Cette plongée dans le détail et la singularité des pratiques n’occulte pourtant pas des questions plus macro-sociales comme la place du médecin généraliste dans le système de soins (3ème partie) ou les effets des réformes sur la médecine générale (4ème partie). Dépassant le cadre d’analyse réducteur du « colloque singulier » Guillaume Fernandez et Gwénola Levasseur (chapitre 12) ou encore Aline Sarradon-Eck (chapitre 14) abordent les liens des médecins généralistes avec les familles des patients ou avec les réseaux professionnels. L’idéal d’autonomie des médecins généralistes est toutefois souligné à de maintes reprises au fil de l’ouvrage et François-Xavier Schweyer (chapitre 16) notamment rappelle que les réseaux de santé souffrent d’une faible légitimité auprès de nombre de généralistes. Quant à la réforme des études médicales, elle est abordée par Géraldine Bloy qui met en perspective le travail d’institution de la médecine générale à l’université (chapitre 17) et par Yann Faure qui propose un outil statistique original et efficace pour mesurer l’attractivité des spécialités aux nouvelles épreuves nationales classantes (chapitre 18). Le processus de féminisation de la médecine générale et les effets du genre sur cette orientation sont également abordés successivement et de façon complémentaire par Yann Faure, Géraldine Bloy ainsi que Nathalie Lapeyre et Magali Robelet (chapitres 18 à 20).

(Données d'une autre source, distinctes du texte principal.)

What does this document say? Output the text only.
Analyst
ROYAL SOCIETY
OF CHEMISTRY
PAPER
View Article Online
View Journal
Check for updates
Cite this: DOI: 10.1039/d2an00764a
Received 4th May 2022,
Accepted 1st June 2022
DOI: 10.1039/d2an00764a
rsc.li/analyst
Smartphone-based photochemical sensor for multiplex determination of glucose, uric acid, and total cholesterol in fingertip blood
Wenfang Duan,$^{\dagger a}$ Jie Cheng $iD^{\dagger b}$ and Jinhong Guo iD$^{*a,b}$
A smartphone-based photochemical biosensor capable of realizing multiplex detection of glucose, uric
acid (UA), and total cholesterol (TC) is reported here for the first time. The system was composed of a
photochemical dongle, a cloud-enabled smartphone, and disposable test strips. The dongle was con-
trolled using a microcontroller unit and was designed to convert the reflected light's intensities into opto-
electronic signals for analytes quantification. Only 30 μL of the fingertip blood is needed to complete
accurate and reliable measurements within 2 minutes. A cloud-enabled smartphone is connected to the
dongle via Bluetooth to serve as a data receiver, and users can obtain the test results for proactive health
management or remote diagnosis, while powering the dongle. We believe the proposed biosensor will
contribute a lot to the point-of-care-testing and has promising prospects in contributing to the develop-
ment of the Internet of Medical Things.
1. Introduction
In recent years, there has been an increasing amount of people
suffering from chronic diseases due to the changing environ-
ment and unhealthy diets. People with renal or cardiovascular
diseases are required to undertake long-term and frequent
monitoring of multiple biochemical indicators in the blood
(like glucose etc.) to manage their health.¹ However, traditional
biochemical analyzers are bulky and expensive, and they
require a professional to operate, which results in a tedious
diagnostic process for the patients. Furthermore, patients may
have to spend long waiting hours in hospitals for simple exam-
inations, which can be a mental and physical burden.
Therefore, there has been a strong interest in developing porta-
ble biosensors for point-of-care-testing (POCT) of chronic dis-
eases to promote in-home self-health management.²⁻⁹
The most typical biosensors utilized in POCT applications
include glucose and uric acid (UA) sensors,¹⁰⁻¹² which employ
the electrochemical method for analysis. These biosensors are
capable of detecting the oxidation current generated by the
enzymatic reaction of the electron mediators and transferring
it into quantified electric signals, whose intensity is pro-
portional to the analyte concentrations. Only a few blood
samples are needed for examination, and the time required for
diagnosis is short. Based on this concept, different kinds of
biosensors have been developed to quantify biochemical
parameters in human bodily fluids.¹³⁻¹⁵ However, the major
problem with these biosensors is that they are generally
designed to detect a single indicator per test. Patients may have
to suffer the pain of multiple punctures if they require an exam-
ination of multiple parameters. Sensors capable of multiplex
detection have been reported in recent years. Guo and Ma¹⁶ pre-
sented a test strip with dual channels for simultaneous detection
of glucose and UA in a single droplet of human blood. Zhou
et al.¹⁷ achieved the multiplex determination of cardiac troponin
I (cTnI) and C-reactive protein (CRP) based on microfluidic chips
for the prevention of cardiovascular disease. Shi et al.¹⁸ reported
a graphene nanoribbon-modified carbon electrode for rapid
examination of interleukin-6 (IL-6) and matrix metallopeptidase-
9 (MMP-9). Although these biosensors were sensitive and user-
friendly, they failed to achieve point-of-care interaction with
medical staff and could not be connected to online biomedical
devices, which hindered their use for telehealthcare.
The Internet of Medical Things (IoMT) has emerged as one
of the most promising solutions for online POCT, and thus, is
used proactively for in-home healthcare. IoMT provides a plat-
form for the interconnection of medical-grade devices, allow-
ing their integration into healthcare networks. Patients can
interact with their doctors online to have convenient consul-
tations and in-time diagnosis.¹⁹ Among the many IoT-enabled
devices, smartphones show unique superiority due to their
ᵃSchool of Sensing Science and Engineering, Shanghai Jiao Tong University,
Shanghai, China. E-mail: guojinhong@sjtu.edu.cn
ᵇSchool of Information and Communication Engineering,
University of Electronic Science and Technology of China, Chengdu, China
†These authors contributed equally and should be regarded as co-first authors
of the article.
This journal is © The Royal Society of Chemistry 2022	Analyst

En conclusion, on ne peut que redire le plaisir que nous avons eu à lire cette riche sociologie de la médecine générale, attentive aux variations individuelles de l’exercice du métier comme à ses évolutions historiques et restructurations de fond et inviter le lecteur à découvrir par lui-même ce qu’une note de lecture ne peut suffire à présenter [4].